Entdecken Sie den Pico do Fogo, den imposanten Vulkan von Kap Verde. Erkunden Sie die einzigartige Weinregion im Inneren der Caldera, den verheerenden Ausbruch von 2014 und den Nervenkitzel des Aufstiegs zum Gipfel.

Standort Insel Fogo, Kap Verde
Höhe 2.829 m
Typ Stratovulkan
Letzter Ausbruch 2014

Pico do Fogo: Der Berg aus Feuer

Der Pico do Fogo (Feuergipfel) ist das Wahrzeichen von Kap Verde. Dieser massive Stratovulkan, der sich 2.829 Meter aus dem Atlantischen Ozean erhebt, ist der höchste Punkt des Archipels. Es ist ein Ort von rauer, kontrastreicher Schönheit: Schwarze Lavafelder treffen auf blauen Himmel, und grüne Weinberge kämpfen im Schatten eines rauchenden Kegels ums Überleben.

Der Vulkan dominiert die Insel Fogo, was wörtlich “Feuer” bedeutet. Er ist nicht nur ein Berg; er ist eine Gemeinschaft. Einzigartig ist, dass eine Bevölkerung von über 1.000 Menschen innerhalb der aktiven Caldera lebt, den fruchtbaren Vulkanboden bewirtschaftet und einige der einzigartigsten Weine der Welt produziert.


Geologischer Rahmen: Die Chã das Caldeiras

Der Pico do Fogo ist nicht nur ein Kegel; er ist ein Monster, das aus dem Grab eines noch größeren Vulkans aufersteht.

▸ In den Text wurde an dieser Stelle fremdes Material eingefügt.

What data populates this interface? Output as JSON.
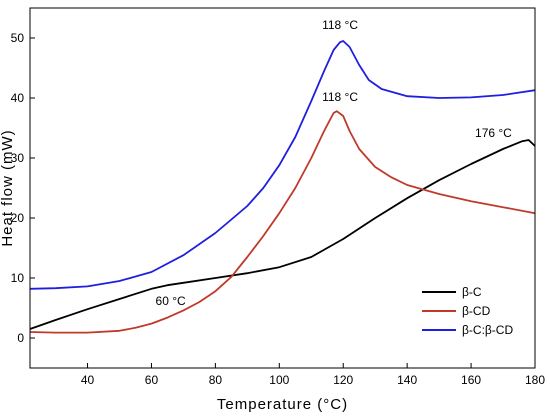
{
  "chart_data": {
    "type": "line",
    "title": "",
    "xlabel": "Temperature (°C)",
    "ylabel": "Heat flow (mW)",
    "xlim": [
      22,
      180
    ],
    "ylim": [
      -5,
      55
    ],
    "xticks": [
      40,
      60,
      80,
      100,
      120,
      140,
      160,
      180
    ],
    "yticks": [
      0,
      10,
      20,
      30,
      40,
      50
    ],
    "grid": false,
    "legend_position": "bottom-right",
    "series": [
      {
        "name": "β-C",
        "color": "#000000",
        "x": [
          22,
          30,
          40,
          50,
          60,
          65,
          70,
          80,
          90,
          100,
          110,
          115,
          120,
          130,
          140,
          150,
          160,
          170,
          176,
          178,
          180
        ],
        "y": [
          1.5,
          3.0,
          4.8,
          6.5,
          8.2,
          8.8,
          9.2,
          10.0,
          10.8,
          11.8,
          13.5,
          15.0,
          16.5,
          20.0,
          23.3,
          26.3,
          29.0,
          31.5,
          32.8,
          33.0,
          32.0
        ]
      },
      {
        "name": "β-CD",
        "color": "#c0392b",
        "x": [
          22,
          30,
          40,
          50,
          55,
          60,
          65,
          70,
          75,
          80,
          85,
          90,
          95,
          100,
          105,
          110,
          114,
          117,
          118,
          120,
          122,
          125,
          130,
          135,
          140,
          150,
          160,
          170,
          180
        ],
        "y": [
          1.0,
          0.9,
          0.9,
          1.2,
          1.7,
          2.4,
          3.4,
          4.6,
          6.0,
          7.8,
          10.2,
          13.5,
          17.0,
          20.8,
          25.0,
          30.0,
          34.5,
          37.5,
          37.8,
          37.0,
          34.5,
          31.5,
          28.5,
          26.8,
          25.5,
          24.0,
          22.8,
          21.8,
          20.8
        ]
      },
      {
        "name": "β-C:β-CD",
        "color": "#1f1fe0",
        "x": [
          22,
          30,
          40,
          50,
          60,
          70,
          80,
          90,
          95,
          100,
          105,
          110,
          114,
          117,
          119,
          120,
          122,
          125,
          128,
          132,
          140,
          150,
          160,
          170,
          180
        ],
        "y": [
          8.2,
          8.3,
          8.6,
          9.5,
          11.0,
          13.8,
          17.5,
          22.0,
          25.0,
          28.8,
          33.5,
          39.5,
          44.5,
          48.0,
          49.3,
          49.5,
          48.5,
          45.5,
          43.0,
          41.5,
          40.3,
          40.0,
          40.1,
          40.5,
          41.3
        ]
      }
    ],
    "annotations": [
      {
        "text": "118 °C",
        "x": 119,
        "y": 51.5
      },
      {
        "text": "118 °C",
        "x": 119,
        "y": 39.5
      },
      {
        "text": "176 °C",
        "x": 167,
        "y": 33.5
      },
      {
        "text": "60 °C",
        "x": 66,
        "y": 5.5
      }
    ]
  }
}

  • Der Einsturz des Monte Amarelo: Vor Zehntausenden von Jahren nahm ein massiver Schildvulkan namens Monte Amarelo die Insel ein. Er erreichte wahrscheinlich eine Höhe von 3.500 Metern. Bei einem kataklysmischen Ereignis stürzte die gesamte Ostflanke des Berges ins Meer. Dieser Mega-Erdrutsch entfernte schätzungsweise 150-200 Kubikkilometer Gestein und schuf die 9 Kilometer breite vertikale Narbe, die wir Chã das Caldeiras nennen.
  • Der Tsunami: Der Einsturz schickte einen Megatsunami über den Atlantik. Geologen haben Meeresfelsen von der Größe von Lieferwagen gefunden, die 200 Meter über dem Meeresspiegel auf der nahe gelegenen Insel Santiago abgelagert wurden, ein Beweis für die schreckliche Kraft der Welle.
  • Die Bordeira: Die vertikale Wand, die die Westseite der Caldera umgibt und 1.000 Meter senkrecht nach oben ragt, ist der verbleibende Rand dieses alten Vulkans. Der heutige Pico do Fogo wuchs im Inneren der Trümmer dieses Einsturzes, ein “Phönix”-Vulkan, der aus den Ruinen aufersteht.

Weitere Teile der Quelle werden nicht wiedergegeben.